Friday, October 29, 2010

October Storytelling

I've had a wonderfully varied but quite busy month of storytelling this month.

One of the highlights were the training workshops I was asked to run for PSCQ Workforce Council in Townsville, Ingham, Charters Towers and Ayr. Got to meet lots of early childhood workers from 'the Capital of North Queensland' and surrounding towns.

This week I've been telling in Logan City libraries as part of Children's Week. Had some very young audiences for a pleasant change. One of the highlights though was a mixed age special needs group that came to the library from a local state school. No one had told me that I was getting a special needs class and it took me a little while to work it out. The pleasure though was the unreserved, enthusiastic way in which they enjoyed the stories. This is when storytelling works best. When an audience suspends disbelief and provides lots of feedback about what they are enjoying then the storytelling can really create lots of fun and pleasure.

Another little pleasant surprise at one of the libraries was the young (around 3 yrs old) boy who turned up carrying two dolls. One was Woody from Toy Story and the other was ....... Barbie. He took great pleasure in showing me that if you pressed Barbie gemstone brooch it and her similarly gem encrusted high heels started flashing. Pretty cool I thought. I told him that my favourite Barbie was Monster Truck Driving Barbie.

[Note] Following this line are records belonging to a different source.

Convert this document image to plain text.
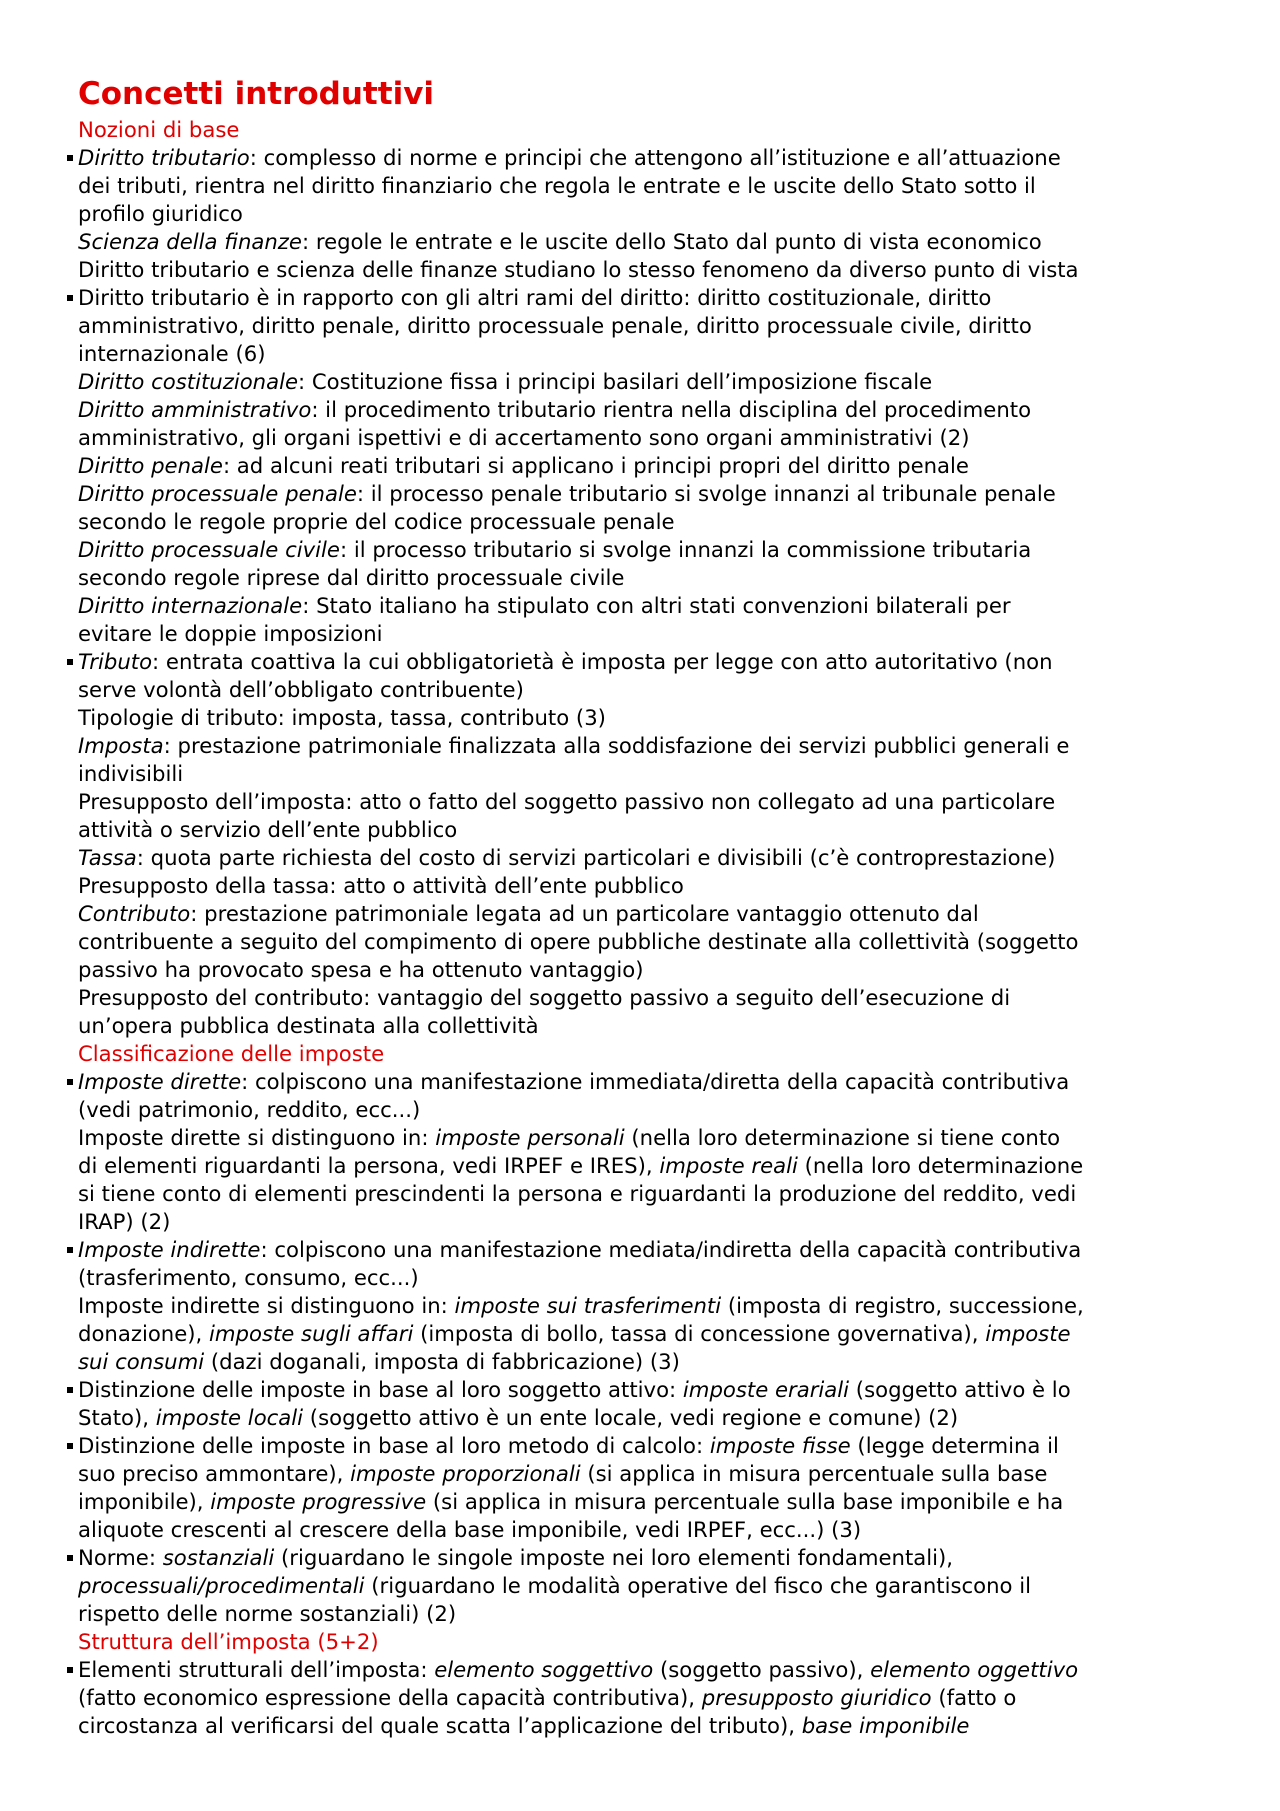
Concetti introduttivi
Nozioni di base
Diritto tributario: complesso di norme e principi che attengono all’istituzione e all’attuazione
dei tributi, rientra nel diritto finanziario che regola le entrate e le uscite dello Stato sotto il
profilo giuridico
Scienza della finanze: regole le entrate e le uscite dello Stato dal punto di vista economico
Diritto tributario e scienza delle finanze studiano lo stesso fenomeno da diverso punto di vista
Diritto tributario è in rapporto con gli altri rami del diritto: diritto costituzionale, diritto
amministrativo, diritto penale, diritto processuale penale, diritto processuale civile, diritto
internazionale (6)
Diritto costituzionale: Costituzione fissa i principi basilari dell’imposizione fiscale
Diritto amministrativo: il procedimento tributario rientra nella disciplina del procedimento
amministrativo, gli organi ispettivi e di accertamento sono organi amministrativi (2)
Diritto penale: ad alcuni reati tributari si applicano i principi propri del diritto penale
Diritto processuale penale: il processo penale tributario si svolge innanzi al tribunale penale
secondo le regole proprie del codice processuale penale
Diritto processuale civile: il processo tributario si svolge innanzi la commissione tributaria
secondo regole riprese dal diritto processuale civile
Diritto internazionale: Stato italiano ha stipulato con altri stati convenzioni bilaterali per
evitare le doppie imposizioni
Tributo: entrata coattiva la cui obbligatorietà è imposta per legge con atto autoritativo (non
serve volontà dell’obbligato contribuente)
Tipologie di tributo: imposta, tassa, contributo (3)
Imposta: prestazione patrimoniale finalizzata alla soddisfazione dei servizi pubblici generali e
indivisibili
Presupposto dell’imposta: atto o fatto del soggetto passivo non collegato ad una particolare
attività o servizio dell’ente pubblico
Tassa: quota parte richiesta del costo di servizi particolari e divisibili (c’è controprestazione)
Presupposto della tassa: atto o attività dell’ente pubblico
Contributo: prestazione patrimoniale legata ad un particolare vantaggio ottenuto dal
contribuente a seguito del compimento di opere pubbliche destinate alla collettività (soggetto
passivo ha provocato spesa e ha ottenuto vantaggio)
Presupposto del contributo: vantaggio del soggetto passivo a seguito dell’esecuzione di
un’opera pubblica destinata alla collettività
Classificazione delle imposte
Imposte dirette: colpiscono una manifestazione immediata/diretta della capacità contributiva
(vedi patrimonio, reddito, ecc...)
Imposte dirette si distinguono in: imposte personali (nella loro determinazione si tiene conto
di elementi riguardanti la persona, vedi IRPEF e IRES), imposte reali (nella loro determinazione
si tiene conto di elementi prescindenti la persona e riguardanti la produzione del reddito, vedi
IRAP) (2)
Imposte indirette: colpiscono una manifestazione mediata/indiretta della capacità contributiva
(trasferimento, consumo, ecc...)
Imposte indirette si distinguono in: imposte sui trasferimenti (imposta di registro, successione,
donazione), imposte sugli affari (imposta di bollo, tassa di concessione governativa), imposte
sui consumi (dazi doganali, imposta di fabbricazione) (3)
Distinzione delle imposte in base al loro soggetto attivo: imposte erariali (soggetto attivo è lo
Stato), imposte locali (soggetto attivo è un ente locale, vedi regione e comune) (2)
Distinzione delle imposte in base al loro metodo di calcolo: imposte fisse (legge determina il
suo preciso ammontare), imposte proporzionali (si applica in misura percentuale sulla base
imponibile), imposte progressive (si applica in misura percentuale sulla base imponibile e ha
aliquote crescenti al crescere della base imponibile, vedi IRPEF, ecc...) (3)
Norme: sostanziali (riguardano le singole imposte nei loro elementi fondamentali),
processuali/procedimentali (riguardano le modalità operative del fisco che garantiscono il
rispetto delle norme sostanziali) (2)
Struttura dell’imposta (5+2)
Elementi strutturali dell’imposta: elemento soggettivo (soggetto passivo), elemento oggettivo
(fatto economico espressione della capacità contributiva), presupposto giuridico (fatto o
circostanza al verificarsi del quale scatta l’applicazione del tributo), base imponibile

Had coffee down at Black Star with Rosalyn, a recent migrant from Liberia and Sierra Leone, yesterday afternoon. She wants to tell traditional African stories to Prep audiences. I suggested that she gets a number of stories together that might work and myself and some Storytelling Guild people can give her some feedback. I'm looking forward to seeing how she goes.

Today is the last kindy day before Halloween and, not surprisingly, I was asked to tell some scary stories. I must admit I'm a bit negative about the commercialisation and Americanisation of All Hallows Eve. I'm also a bit concerned about just how scary, scary stories should be for 4 yr olds.

I ended up compromising. I told Jack and the Bean Stalk and I told 'The Old Woman in the Pumpkin' from India. There were two Indian children in the audience and the boy, of Tamil background, was really enjoying it.

I'm never sure how to end Jack and the Bean Stalk however. I know that the main reason children enjoy it is that the hero is a young person and that he overcomes a scary, old giant by being brave and fast and quick witted but really he does dispatch that old giant in a rather gruesome way. I do believe in means and ends and I'm not sure I want to be encouraging any young person to be stealing 'hens that lay golden eggs'.

I wonder if the giant can chase Jack until he comes across the strange old man who gave him the magic beans in the first place? Could be good to bring him back into the story.